In times gone by I often stepped onto planes to Africa and Asia with not much more than flip flops and a book and with very little consideration of risk management. I am extremely far from being a paranoid traveller but there is huge value in at least having contact details for medical facilities, consular help, in-country colleagues etc. The workshop was good and it was useful that even the most seasoned among us were happy to throw ideas around on the nuts and bolts of travel.
Another session I attended today was about the Sustainable Development Goals (SDGs), the suite of global development targets following on from the Millennium Development Goals. There is much value in centralising development efforts by all organisations, agencies and governments, but it remains to be seen whether interest in them will be taken up by enough stakeholders so that they can be tracked. It can't just be, for example, a UK hunger charity tracking its impact to reduce food insecurity. Governments around the world have to centralise their own data to make the whole thing worthwhile. There are huge challenges to making this work.
We had a celebratory gathering around our office 'champagne bar' (a satirical name we use for a long white counter suitable for plonking down snacks) to mark the largest grant we've ever received as an organisation in our 114-year history. Much excitement about the support new and existing projects will receive in the coming years. I normally am pretty teetotal in the week but I partook in some Bucks Fizz as it was a special occasion.
To continue in the spirit I then had an excellent gin-in-hand chat with my colleague Nic about her approach to parenthood, family, domestication and work. She's just turned forty, has two young kids and only rarely gets to partake in her favourite hobbies of snowboarding and mountain biking.
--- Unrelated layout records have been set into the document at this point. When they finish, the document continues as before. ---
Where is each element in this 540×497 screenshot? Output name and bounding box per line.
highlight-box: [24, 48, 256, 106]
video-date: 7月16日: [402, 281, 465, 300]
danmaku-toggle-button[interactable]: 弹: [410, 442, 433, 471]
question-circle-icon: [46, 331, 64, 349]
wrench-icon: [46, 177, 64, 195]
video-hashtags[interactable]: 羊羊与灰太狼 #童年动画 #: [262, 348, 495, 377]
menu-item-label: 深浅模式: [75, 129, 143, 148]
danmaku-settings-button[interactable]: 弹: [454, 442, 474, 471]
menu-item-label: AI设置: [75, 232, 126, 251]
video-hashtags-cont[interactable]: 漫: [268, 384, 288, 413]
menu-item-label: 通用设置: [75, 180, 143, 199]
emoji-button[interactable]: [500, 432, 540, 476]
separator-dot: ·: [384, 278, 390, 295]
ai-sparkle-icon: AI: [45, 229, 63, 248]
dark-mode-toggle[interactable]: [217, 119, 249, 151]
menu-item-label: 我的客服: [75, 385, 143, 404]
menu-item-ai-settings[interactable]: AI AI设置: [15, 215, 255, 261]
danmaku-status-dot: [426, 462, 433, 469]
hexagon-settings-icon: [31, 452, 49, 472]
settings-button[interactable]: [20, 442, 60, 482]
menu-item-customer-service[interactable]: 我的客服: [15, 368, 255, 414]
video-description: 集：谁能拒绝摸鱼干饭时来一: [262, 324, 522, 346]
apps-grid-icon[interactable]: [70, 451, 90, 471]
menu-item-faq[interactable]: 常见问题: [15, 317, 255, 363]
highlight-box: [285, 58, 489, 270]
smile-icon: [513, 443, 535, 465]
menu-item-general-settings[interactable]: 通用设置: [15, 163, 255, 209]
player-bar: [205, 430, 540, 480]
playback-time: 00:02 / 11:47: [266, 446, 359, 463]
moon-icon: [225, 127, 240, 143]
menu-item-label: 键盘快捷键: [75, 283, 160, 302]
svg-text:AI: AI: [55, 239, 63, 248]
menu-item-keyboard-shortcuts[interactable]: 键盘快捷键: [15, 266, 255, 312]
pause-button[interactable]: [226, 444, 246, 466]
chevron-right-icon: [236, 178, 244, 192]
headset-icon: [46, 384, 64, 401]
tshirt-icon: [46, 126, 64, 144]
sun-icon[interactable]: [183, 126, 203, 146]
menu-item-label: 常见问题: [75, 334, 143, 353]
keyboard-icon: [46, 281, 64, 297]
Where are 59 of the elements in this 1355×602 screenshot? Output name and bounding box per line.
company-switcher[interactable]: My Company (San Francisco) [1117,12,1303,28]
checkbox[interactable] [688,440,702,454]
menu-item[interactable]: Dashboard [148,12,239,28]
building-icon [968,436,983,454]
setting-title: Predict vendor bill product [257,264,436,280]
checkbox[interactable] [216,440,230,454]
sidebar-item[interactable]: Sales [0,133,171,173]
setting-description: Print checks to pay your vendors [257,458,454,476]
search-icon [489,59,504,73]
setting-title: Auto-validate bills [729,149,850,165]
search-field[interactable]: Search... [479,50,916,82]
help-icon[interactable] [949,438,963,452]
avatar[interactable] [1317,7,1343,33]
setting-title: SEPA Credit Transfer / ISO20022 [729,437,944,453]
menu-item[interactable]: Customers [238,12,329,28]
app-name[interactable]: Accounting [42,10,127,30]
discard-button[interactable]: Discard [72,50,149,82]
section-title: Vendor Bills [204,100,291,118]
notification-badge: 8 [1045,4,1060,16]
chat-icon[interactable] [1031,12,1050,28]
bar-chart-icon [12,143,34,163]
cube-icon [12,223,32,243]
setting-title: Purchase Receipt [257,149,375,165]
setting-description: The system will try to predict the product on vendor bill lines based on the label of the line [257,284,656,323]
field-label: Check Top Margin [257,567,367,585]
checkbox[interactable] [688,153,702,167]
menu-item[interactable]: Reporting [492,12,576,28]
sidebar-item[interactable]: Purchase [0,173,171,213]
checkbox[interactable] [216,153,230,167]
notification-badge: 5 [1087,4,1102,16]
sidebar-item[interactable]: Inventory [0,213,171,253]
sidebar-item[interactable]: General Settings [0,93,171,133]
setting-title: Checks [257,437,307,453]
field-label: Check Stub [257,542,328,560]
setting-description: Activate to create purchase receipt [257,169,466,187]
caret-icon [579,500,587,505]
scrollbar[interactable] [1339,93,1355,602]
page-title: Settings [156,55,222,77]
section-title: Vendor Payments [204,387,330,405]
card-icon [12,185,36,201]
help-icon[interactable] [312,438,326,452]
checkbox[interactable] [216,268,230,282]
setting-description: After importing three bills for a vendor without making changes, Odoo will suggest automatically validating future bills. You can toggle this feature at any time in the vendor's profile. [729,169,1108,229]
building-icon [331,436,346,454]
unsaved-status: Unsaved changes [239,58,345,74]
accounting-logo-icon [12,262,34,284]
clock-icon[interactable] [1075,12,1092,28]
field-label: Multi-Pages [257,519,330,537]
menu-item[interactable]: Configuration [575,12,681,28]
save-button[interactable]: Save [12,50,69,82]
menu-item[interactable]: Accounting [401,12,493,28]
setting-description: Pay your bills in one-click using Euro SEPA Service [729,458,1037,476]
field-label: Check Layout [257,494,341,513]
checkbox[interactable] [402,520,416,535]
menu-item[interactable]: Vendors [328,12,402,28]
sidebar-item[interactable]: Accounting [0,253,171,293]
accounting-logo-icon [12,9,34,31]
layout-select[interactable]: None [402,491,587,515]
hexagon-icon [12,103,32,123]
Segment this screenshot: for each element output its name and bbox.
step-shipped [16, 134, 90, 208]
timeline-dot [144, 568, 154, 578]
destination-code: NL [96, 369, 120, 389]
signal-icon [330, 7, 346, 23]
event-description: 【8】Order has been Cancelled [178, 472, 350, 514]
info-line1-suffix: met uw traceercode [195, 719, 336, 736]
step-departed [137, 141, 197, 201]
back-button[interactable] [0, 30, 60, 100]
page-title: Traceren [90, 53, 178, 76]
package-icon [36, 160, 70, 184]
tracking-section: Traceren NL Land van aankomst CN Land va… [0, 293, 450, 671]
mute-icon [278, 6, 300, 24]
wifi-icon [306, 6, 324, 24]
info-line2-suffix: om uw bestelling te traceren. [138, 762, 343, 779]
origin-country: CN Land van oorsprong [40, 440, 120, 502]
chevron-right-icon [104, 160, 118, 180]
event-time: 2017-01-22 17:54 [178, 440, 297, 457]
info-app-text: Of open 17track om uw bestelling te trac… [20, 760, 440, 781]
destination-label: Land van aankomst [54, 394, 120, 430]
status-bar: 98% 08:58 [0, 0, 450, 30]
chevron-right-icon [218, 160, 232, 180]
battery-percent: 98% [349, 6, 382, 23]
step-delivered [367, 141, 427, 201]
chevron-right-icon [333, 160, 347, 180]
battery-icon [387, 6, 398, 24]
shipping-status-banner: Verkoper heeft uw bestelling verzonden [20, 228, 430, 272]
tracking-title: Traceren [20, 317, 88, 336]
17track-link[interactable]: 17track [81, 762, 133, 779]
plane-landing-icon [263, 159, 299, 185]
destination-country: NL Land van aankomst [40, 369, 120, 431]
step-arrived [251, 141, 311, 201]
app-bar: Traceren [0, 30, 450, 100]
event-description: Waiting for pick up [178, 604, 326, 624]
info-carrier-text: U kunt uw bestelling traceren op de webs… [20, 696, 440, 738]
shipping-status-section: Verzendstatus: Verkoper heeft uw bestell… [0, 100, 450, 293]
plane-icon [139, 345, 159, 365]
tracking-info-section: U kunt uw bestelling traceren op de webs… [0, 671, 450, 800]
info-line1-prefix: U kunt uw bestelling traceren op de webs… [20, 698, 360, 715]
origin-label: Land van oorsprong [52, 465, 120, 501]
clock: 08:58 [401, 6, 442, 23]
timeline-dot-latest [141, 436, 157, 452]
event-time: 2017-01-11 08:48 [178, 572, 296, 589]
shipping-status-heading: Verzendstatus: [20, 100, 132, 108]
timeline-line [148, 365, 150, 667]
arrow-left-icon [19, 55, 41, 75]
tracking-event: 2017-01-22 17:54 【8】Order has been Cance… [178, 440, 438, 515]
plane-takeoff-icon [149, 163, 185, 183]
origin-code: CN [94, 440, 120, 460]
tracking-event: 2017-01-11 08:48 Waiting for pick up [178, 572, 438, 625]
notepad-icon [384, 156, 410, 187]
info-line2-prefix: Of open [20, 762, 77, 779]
She struggles with the setting aside of independence and adventure for the fire-fighting of kids' needs such as holding hair back as they vomit into the sink all night. How parents can function enough to work after most of their nights at home, is very much beyond me.
This is the delightful quote on the side of the building I live in, reminding us all to be aspirational and to reach for the stars. When Steph looked around the building last week we realised one of the potential flat windows was directly adjacent to the lettering. It made us chuckle.